Loin de moi aussi l’idée ou la prétention de dire aux agences ce qu’elles doivent faire, chacun son métier.

Ce que je sais en revanche c’est ce que je n’aime pas dans ce que je reçois, et je m’en vais vous l’énumérer pas plus tard que tout de suite.
Voici donc ma liste des choses à ne pas (me) faire si par le plus grand des hasards vous vous apprêtiez à m’envoyer un communiqué :

1 – évitez le ton trop amical, sauf si vous êtes déjà mon ami(e) bien sûr. Nous n’avons pas élevé les pixels ensemble

2 – évitez le tutoiement, sauf si nous nous tutoyons déjà dans la vie vraie, bien sûr. Non pas que ça dérange, mais je trouve ça cucul la praline.

3 – évitez de commencer la présentation du service à promouvoir par des formules comme « un service qui va révolutionner… ». Ca je peux pas, je jette direct. En général quand ça commence comme ça c’est bidon, et accessoirement légèrement présomptueux. Laissons la révolution aux révolutionnaires. La révolution aussi, c’est un métier.

4 – évitez le communiqué faussement personnalisé et flatteur, qui commence par « je lis ton blog depuis 5 ans et j’adore ce que tu fais… », surtout quand il est envoyé en copie cachée (ou pire, pas cachée) à 592 Undisclosed recipients. Et que votre existe depuis 2 ans.

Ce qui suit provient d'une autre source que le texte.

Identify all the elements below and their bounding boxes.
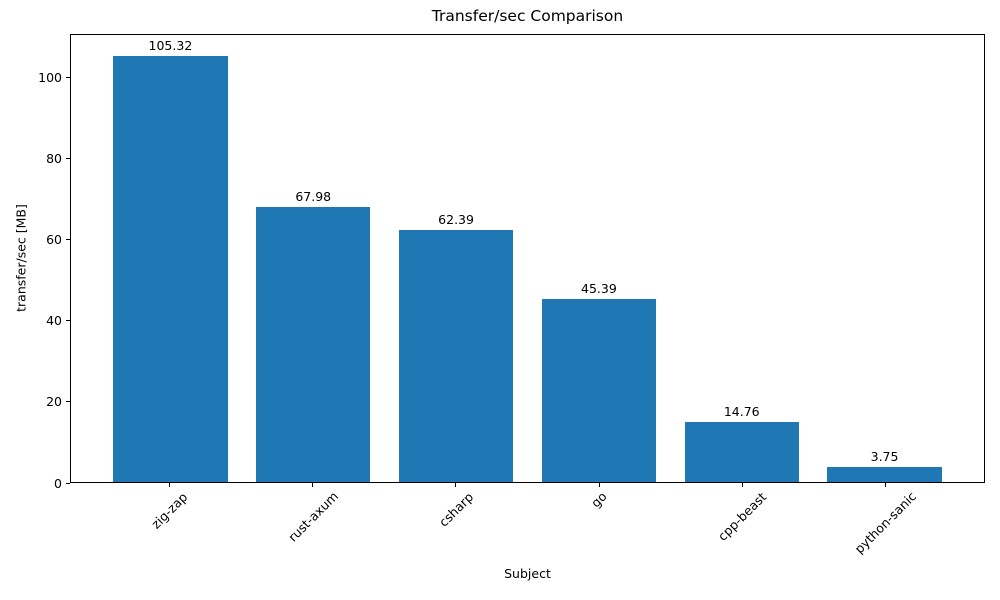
y-tick-label: 20 [46, 394, 62, 410]
y-tick-mark [66, 157, 70, 159]
x-tick-label: cpp-beast [715, 489, 770, 544]
y-tick-label: 100 [38, 69, 62, 85]
y-tick-label: 80 [46, 150, 62, 166]
y-tick-mark [66, 76, 70, 78]
y-tick-mark [66, 482, 70, 484]
bar-group: 105.32 [99, 35, 242, 482]
x-tick-mark [455, 483, 457, 487]
x-tick-mark [169, 483, 171, 487]
bars-container: 105.32 67.98 62.39 45.39 14.76 3.75 [71, 35, 984, 482]
x-tick-label: rust-axum [284, 488, 341, 545]
bar-group: 45.39 [527, 35, 670, 482]
chart-title: Transfer/sec Comparison [431, 7, 624, 25]
x-tick-label: csharp [435, 488, 477, 530]
x-tick-mark [741, 483, 743, 487]
y-tick-label: 60 [46, 231, 62, 247]
bar-group: 14.76 [670, 35, 813, 482]
x-tick-mark [884, 483, 886, 487]
bar-go: 45.39 [541, 281, 657, 482]
x-tick-label: go [588, 489, 610, 511]
bar-python-sanic: 3.75 [827, 449, 942, 482]
y-tick-mark [66, 238, 70, 240]
y-tick-mark [66, 401, 70, 403]
y-axis-label: transfer/sec [MB] [13, 204, 29, 312]
y-tick-mark [66, 320, 70, 322]
bar-value-label: 3.75 [870, 448, 899, 464]
x-axis-label: Subject [504, 566, 551, 581]
plot-area: 105.32 67.98 62.39 45.39 14.76 3.75 [70, 34, 985, 483]
x-tick-label: zig-zap [148, 489, 191, 532]
bar-cpp-beast: 14.76 [684, 404, 799, 482]
x-tick-mark [312, 483, 314, 487]
bar-value-label: 45.39 [580, 280, 617, 296]
bar-value-label: 105.32 [148, 38, 193, 54]
bar-csharp: 62.39 [398, 212, 514, 482]
y-tick-label: 0 [54, 475, 62, 491]
x-tick-mark [598, 483, 600, 487]
bar-value-label: 67.98 [295, 189, 332, 205]
bar-zig-zap: 105.32 [113, 38, 228, 482]
bar-value-label: 14.76 [723, 404, 760, 420]
bar-group: 62.39 [385, 35, 528, 482]
bar-rust-axum: 67.98 [256, 189, 371, 482]
y-tick-label: 40 [46, 313, 62, 329]
bar-value-label: 62.39 [438, 211, 474, 227]
bar-group: 67.98 [242, 35, 385, 482]
x-tick-label: python-sanic [851, 489, 920, 557]
bar-group: 3.75 [813, 35, 956, 482]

5 - évitez la promo à deux balles, du genre lisez vite ce qui suit et gagnez votre poids en fraises tagada. J’ai beau être horriblement cupide, il y a des limites à la corruption. Bon d’accord, elles sont floues chez moi mais c’est pas une raison, on a une éthique quand même. Non ? Bon.

6 – évitez le communiqué en images dans le corps du message, qui mettent trois plombes à charger (quand elles chargent), et qui accessoirement plantent mon mobile si j’ai le malheur d’ouvrir ce foutu mail en déplacement. Ou qui rendent votre communiqué illisible.

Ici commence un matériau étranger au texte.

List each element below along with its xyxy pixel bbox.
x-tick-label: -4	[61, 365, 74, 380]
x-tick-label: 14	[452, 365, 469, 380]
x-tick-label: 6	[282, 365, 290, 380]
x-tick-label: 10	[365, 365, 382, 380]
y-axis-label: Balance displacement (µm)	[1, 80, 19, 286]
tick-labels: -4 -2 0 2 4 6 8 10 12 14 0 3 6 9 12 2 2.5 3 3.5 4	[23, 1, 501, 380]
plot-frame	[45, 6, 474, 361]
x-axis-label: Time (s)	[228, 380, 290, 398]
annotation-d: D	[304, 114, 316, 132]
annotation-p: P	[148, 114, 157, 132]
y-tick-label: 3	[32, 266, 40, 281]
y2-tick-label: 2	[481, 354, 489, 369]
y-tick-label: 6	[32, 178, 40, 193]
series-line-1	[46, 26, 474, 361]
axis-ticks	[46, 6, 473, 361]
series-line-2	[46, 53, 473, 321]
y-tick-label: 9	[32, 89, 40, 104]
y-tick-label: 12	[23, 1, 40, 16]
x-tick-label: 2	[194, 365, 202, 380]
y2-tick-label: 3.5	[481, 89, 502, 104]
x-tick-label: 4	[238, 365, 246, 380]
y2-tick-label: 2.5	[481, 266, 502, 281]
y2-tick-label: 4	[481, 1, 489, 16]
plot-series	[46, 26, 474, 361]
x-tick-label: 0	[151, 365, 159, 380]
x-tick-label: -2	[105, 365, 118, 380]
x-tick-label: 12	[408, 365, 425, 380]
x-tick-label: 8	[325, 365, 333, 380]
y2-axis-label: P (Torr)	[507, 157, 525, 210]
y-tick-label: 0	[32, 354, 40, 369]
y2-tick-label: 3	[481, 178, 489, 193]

7 - évitez le communiqué avec des fotes d’ortografe ou de sintaxe. Ca fait définitivement amateur. Ou inculte.

8 – évitez le communiqué incluant un lien erroné ou pointant vers une url invalide, le blogueur est un expert exigeant qui ne supporte pas l’à peu près. Un lien est un lien, merde.

9 – évitez le truc mal ciblé (le tapis de bombes, donc) : j’ai déjà reçu un communiqué me vantant les mérites d’un nouvelle brosse à dents (révolutionnaire). Il était très mal ciblé : imaginez un peu que je ne me brosse jamais les dents. C’est un exemple.

10 – évitez cette nouvelle pratique qui consiste à envoyer un mail sur un ton innocent du type « tiens regarde Eric, je suis tombé par hasard sur ce service et ça devrait te plaire, perso j’ai trouvé ça super ». Bien sûr, il y a de vrais mails spontanés comme celui-ci, fort heureusement (et ce sont souvent les meilleures sources d’ailleurs). Mais certains sentent trop le truc monté de toutes pièces pour faire du buzz. Surtout quand un collègue blogueur vous dit qu’il a reçu le même. A la virgule près. Et voui, malgré son apparence frustre et solitaire, le blogueur a des collègues et il arrive même qu’ils discutent ensemble, qu’ils échangent des bons plans, tout ça.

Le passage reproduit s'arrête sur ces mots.